"We believe this incident was not motivated by antisemitism and this suspect acted alone," Detroit Chief of Police said of the gruesome stabbing death of the Jewish leader at her home
Detroit police say the stabbing death of Samantha Woll was not a hate crime.
"We believe that there are no other groups or anyone else at risk in regard to this particular incident," Detroit Chief of Police James E. White said Monday during a press conference. "We believe this incident was not motivated by antisemitism and this suspect acted alone."
The body of the beloved synagogue president and political strategist was discovered in the early morning hours of Saturday in front of her residence.
The 40-year-old was found with stab wounds and a trail of blood in front of her home.
"We certainly know that this is a dangerous person," police chief White said.
White also added that they have since learned that Woll came home on the night of her murder following a wedding she attended. They are now focusing efforts on tracing her final movements after the wedding celebration to see if street cameras captured anything.
"We'll be tracking her entire route digitally," the top cop explained.
It is believed she was attacked inside her home and then stumbled outside, where she was later found.
Detroit Police are working with the FBI and the Michigan State Police.

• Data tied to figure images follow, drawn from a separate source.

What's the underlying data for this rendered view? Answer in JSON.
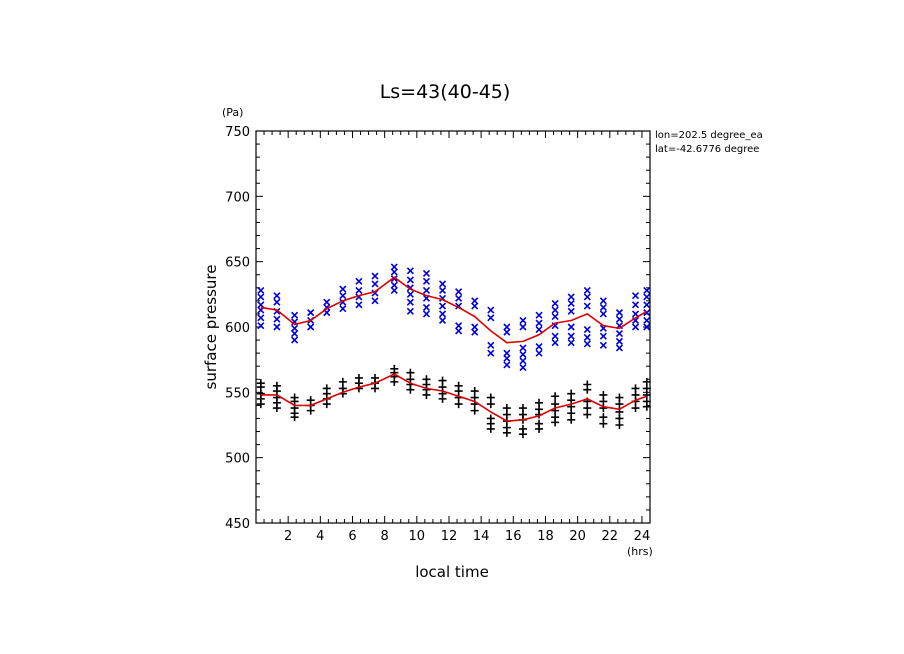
{
  "chart_data": {
    "type": "scatter",
    "title": "Ls=43(40-45)",
    "xlabel": "local time",
    "ylabel": "surface pressure",
    "x_unit": "(hrs)",
    "y_unit": "(Pa)",
    "annotations": [
      "lon=202.5 degree_ea",
      "lat=-42.6776 degree"
    ],
    "xlim": [
      0,
      24.5
    ],
    "ylim": [
      450,
      750
    ],
    "x_ticks": [
      2,
      4,
      6,
      8,
      10,
      12,
      14,
      16,
      18,
      20,
      22,
      24
    ],
    "y_ticks": [
      450,
      500,
      550,
      600,
      650,
      700,
      750
    ],
    "grid": false,
    "colors": {
      "upper_points": "#0000dd",
      "lower_points": "#000000",
      "lines": "#dd0000"
    },
    "series": [
      {
        "marker": "x",
        "color": "#0000dd",
        "points": [
          {
            "x": 0.3,
            "y": [
              628,
              623,
              617,
              613,
              607,
              601
            ]
          },
          {
            "x": 1.3,
            "y": [
              624,
              619,
              612,
              606,
              600
            ]
          },
          {
            "x": 2.4,
            "y": [
              609,
              604,
              599,
              595,
              590
            ]
          },
          {
            "x": 3.4,
            "y": [
              611,
              605,
              600
            ]
          },
          {
            "x": 4.4,
            "y": [
              619,
              615,
              611
            ]
          },
          {
            "x": 5.4,
            "y": [
              629,
              624,
              619,
              614
            ]
          },
          {
            "x": 6.4,
            "y": [
              635,
              628,
              623,
              617
            ]
          },
          {
            "x": 7.4,
            "y": [
              639,
              633,
              626,
              620
            ]
          },
          {
            "x": 8.6,
            "y": [
              646,
              642,
              637,
              632,
              628
            ]
          },
          {
            "x": 9.6,
            "y": [
              643,
              636,
              630,
              625,
              619,
              612
            ]
          },
          {
            "x": 10.6,
            "y": [
              641,
              635,
              628,
              622,
              615,
              610
            ]
          },
          {
            "x": 11.6,
            "y": [
              633,
              628,
              622,
              616,
              610,
              605
            ]
          },
          {
            "x": 12.6,
            "y": [
              627,
              622,
              616,
              601,
              597
            ]
          },
          {
            "x": 13.6,
            "y": [
              620,
              616,
              600,
              596
            ]
          },
          {
            "x": 14.6,
            "y": [
              613,
              607,
              586,
              580
            ]
          },
          {
            "x": 15.6,
            "y": [
              600,
              596,
              580,
              576,
              571
            ]
          },
          {
            "x": 16.6,
            "y": [
              605,
              600,
              584,
              579,
              574,
              569
            ]
          },
          {
            "x": 17.6,
            "y": [
              609,
              603,
              598,
              585,
              580
            ]
          },
          {
            "x": 18.6,
            "y": [
              618,
              613,
              608,
              601,
              593,
              588
            ]
          },
          {
            "x": 19.6,
            "y": [
              623,
              618,
              612,
              600,
              593,
              588
            ]
          },
          {
            "x": 20.6,
            "y": [
              628,
              623,
              616,
              598,
              592,
              587
            ]
          },
          {
            "x": 21.6,
            "y": [
              620,
              615,
              610,
              599,
              593,
              586
            ]
          },
          {
            "x": 22.6,
            "y": [
              611,
              606,
              601,
              595,
              589,
              584
            ]
          },
          {
            "x": 23.6,
            "y": [
              624,
              617,
              610,
              605,
              600
            ]
          },
          {
            "x": 24.3,
            "y": [
              628,
              623,
              617,
              611,
              605,
              600
            ]
          }
        ]
      },
      {
        "marker": "+",
        "color": "#000000",
        "points": [
          {
            "x": 0.3,
            "y": [
              557,
              554,
              549,
              545,
              541
            ]
          },
          {
            "x": 1.3,
            "y": [
              555,
              551,
              546,
              542,
              538
            ]
          },
          {
            "x": 2.4,
            "y": [
              546,
              543,
              538,
              534,
              531
            ]
          },
          {
            "x": 3.4,
            "y": [
              544,
              540,
              536
            ]
          },
          {
            "x": 4.4,
            "y": [
              553,
              549,
              545,
              541
            ]
          },
          {
            "x": 5.4,
            "y": [
              558,
              553,
              549
            ]
          },
          {
            "x": 6.4,
            "y": [
              561,
              557,
              553
            ]
          },
          {
            "x": 7.4,
            "y": [
              561,
              557,
              553
            ]
          },
          {
            "x": 8.6,
            "y": [
              568,
              565,
              562,
              558
            ]
          },
          {
            "x": 9.6,
            "y": [
              565,
              560,
              556,
              552
            ]
          },
          {
            "x": 10.6,
            "y": [
              560,
              556,
              552,
              548
            ]
          },
          {
            "x": 11.6,
            "y": [
              559,
              554,
              549,
              545
            ]
          },
          {
            "x": 12.6,
            "y": [
              555,
              551,
              546,
              541
            ]
          },
          {
            "x": 13.6,
            "y": [
              551,
              546,
              541,
              536
            ]
          },
          {
            "x": 14.6,
            "y": [
              546,
              541,
              530,
              526,
              522
            ]
          },
          {
            "x": 15.6,
            "y": [
              538,
              533,
              528,
              523,
              519
            ]
          },
          {
            "x": 16.6,
            "y": [
              538,
              533,
              529,
              522,
              518
            ]
          },
          {
            "x": 17.6,
            "y": [
              542,
              537,
              533,
              526,
              522
            ]
          },
          {
            "x": 18.6,
            "y": [
              547,
              541,
              536,
              531,
              527
            ]
          },
          {
            "x": 19.6,
            "y": [
              549,
              544,
              539,
              534,
              529
            ]
          },
          {
            "x": 20.6,
            "y": [
              556,
              552,
              543,
              538,
              533
            ]
          },
          {
            "x": 21.6,
            "y": [
              548,
              543,
              538,
              531,
              526
            ]
          },
          {
            "x": 22.6,
            "y": [
              546,
              541,
              535,
              530,
              525
            ]
          },
          {
            "x": 23.6,
            "y": [
              553,
              548,
              543,
              538
            ]
          },
          {
            "x": 24.3,
            "y": [
              558,
              553,
              548,
              543,
              539
            ]
          }
        ]
      },
      {
        "marker": "line",
        "color": "#dd0000",
        "x": [
          0.3,
          1.3,
          2.4,
          3.4,
          4.4,
          5.4,
          6.4,
          7.4,
          8.6,
          9.6,
          10.6,
          11.6,
          12.6,
          13.6,
          14.6,
          15.6,
          16.6,
          17.6,
          18.6,
          19.6,
          20.6,
          21.6,
          22.6,
          23.6,
          24.3
        ],
        "y": [
          615,
          613,
          602,
          605,
          614,
          620,
          624,
          627,
          638,
          629,
          624,
          621,
          615,
          608,
          597,
          588,
          589,
          594,
          603,
          605,
          610,
          601,
          599,
          607,
          612
        ]
      },
      {
        "marker": "line",
        "color": "#dd0000",
        "x": [
          0.3,
          1.3,
          2.4,
          3.4,
          4.4,
          5.4,
          6.4,
          7.4,
          8.6,
          9.6,
          10.6,
          11.6,
          12.6,
          13.6,
          14.6,
          15.6,
          16.6,
          17.6,
          18.6,
          19.6,
          20.6,
          21.6,
          22.6,
          23.6,
          24.3
        ],
        "y": [
          548,
          548,
          540,
          540,
          545,
          550,
          554,
          557,
          564,
          557,
          553,
          551,
          547,
          543,
          535,
          528,
          529,
          532,
          538,
          541,
          545,
          539,
          537,
          544,
          547
        ]
      }
    ]
  }
}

"We have a number of people that give us interest. We are just short of calling one of the people a suspect," White said. "We have to be very, very cautious as to what information we share. There are some very intricate details about this case that, if revealed, could really damage what we're trying to accomplish. There are some facts that are known only to our suspect."
Amid the Israel-Hamas War, many members of the public wondered if Woll was a target of a hate-crime.
She was a prominent figure in the local Jewish community. Woll also co-founded the Muslim-Jewish Forum of Detroit, with the mission to foster a stronger relationship between both communities.